Читаем En el primer cí­rculo полностью

Doscientos ochenta "zeks" dormían bajo las lamparillas azules, con las cabezas arriba o abajo de las almohadas, respirando silenciosamente, roncando repugnantemente o gritando desaforadamente, encogidos para tener más calor o despatarrados para refrescarse. Dormían en los dos pisos del edificio, sobre dos hileras de catres por piso, viendo distintas cosas en sus sueños: los viejos veían a sus seres queridos; los jóvenes veían mujeres; alguno veían lo que habían perdido; otros un tren; otros una iglesia; unos pocos veían a sus jueces. Pero, a pesar de todas las diferencias que había entre sus sueños, en todos ellos, los durmientes pesadamente soñaban que estaban presos; si estaban vagando por las verdes praderas ó por la ciudad, eso quería decir que se habían escapado, engañando a sus carceleros, que había habido un malentendido y se los perseguía.
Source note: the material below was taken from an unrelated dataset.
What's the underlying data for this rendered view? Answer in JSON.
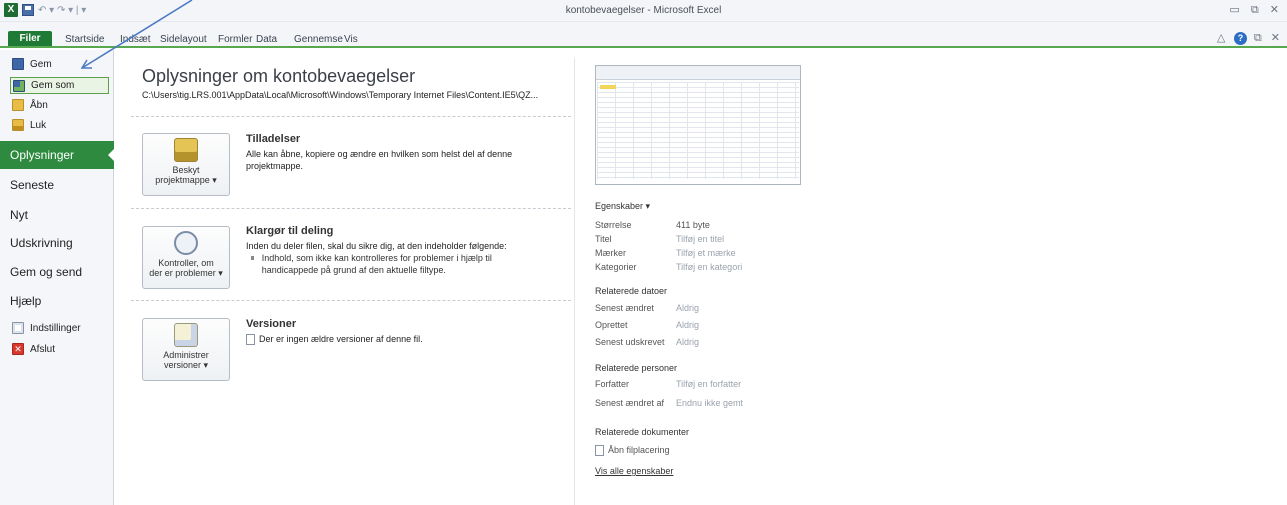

Ese feliz estado del olvido de sus cadenas que imaginó Lonfellow en el "Sueño del esclavo", no les era dado.

El impacto de su inmerecido arresto, la sentencia a diez o veinticinco años, los ladridos de los perros de policía, el taconeo de las botas de los guardias de la escolta y el desgarrante ruido del despertar del campo, habían penetrado en cada uno de los resquicios de sus seres, todos los instintos secundarios y hasta los primarios, llegando hasta los mismos huesos. De producirse un incendio, el prisionero despertado de improviso hubiera recordado, primero, que estaba en la prisión, y sólo entonces advertido las llamas y el humo.

Mamurin, el dirigente depuesto, dormía en su celda solitaria. Los guardias que no estaban de turno, dormían. Los guardias que estaban de turno, dormían. La ayudante del médico, después de haberse resistido también gran parte de la noche al teniente de los bigotes cuadrados, había cedido recientemente, y ahora, ellos también, dormían en el estrecho diván del dispensario. Y hasta el pequeño guardia canoso apostado en las puertas de hierro aseguradas con cerrojos que conducían a la prisión desde el descanso de la escalera principal, viendo que nadie venía a controlarlo, y no habiendo recibido respuesta cuando hizo zumbar su teléfono de campaña, también se había dormido con la cabeza apoyada en la pared, sin vigilar ya el corredor de la prisión a través de la ventanilla, como era su cometido.

Y eligiendo resueltamente esa hora en las profundidades de la noche, cuando las normas de la prisión de Mavrino habían cesado de funcionar, el prisionero N° 281, sin hacer ruido, abandonó la habitación semicircular, entrecerrando los ojos por la luz brillante, pisoteando con sus botas las abundantes colillas de cigarrillos esparcidas en el piso. Se había calzado las botas de cualquier manera, sin colocarse los peales y puesto su gastado capote militar sobre la ropa interior. Su barba negra estaba enmarañada. El cabello ralo colgaba a cada lado de su cabeza y su rostro evidenciaba sufrimiento.

Había tratado en vano de dormir. Ahora se levantaba para caminar por el corredor. Había hecho esto más de una vez. Aliviaba su irritación, el agudo dolor de la nuca y el punzante dolor cerca del hígado.

Pero aun cuando abandonara la habitación a fin de caminar, llevaba como siempre, una par de libros, en uno de los cuales guardaba doblado un borrador manuscrito de un "Proyecto para templos cívicos". También llevaba un lápiz con la punta mal sacada. Habiendo colocado los libros, el lápiz, una caja de tabaco rubio y una pipa en una mesa larga y sucia, Rubín comenzó a caminar de arriba a abajo por el corredor, manteniendo su capote cerrado.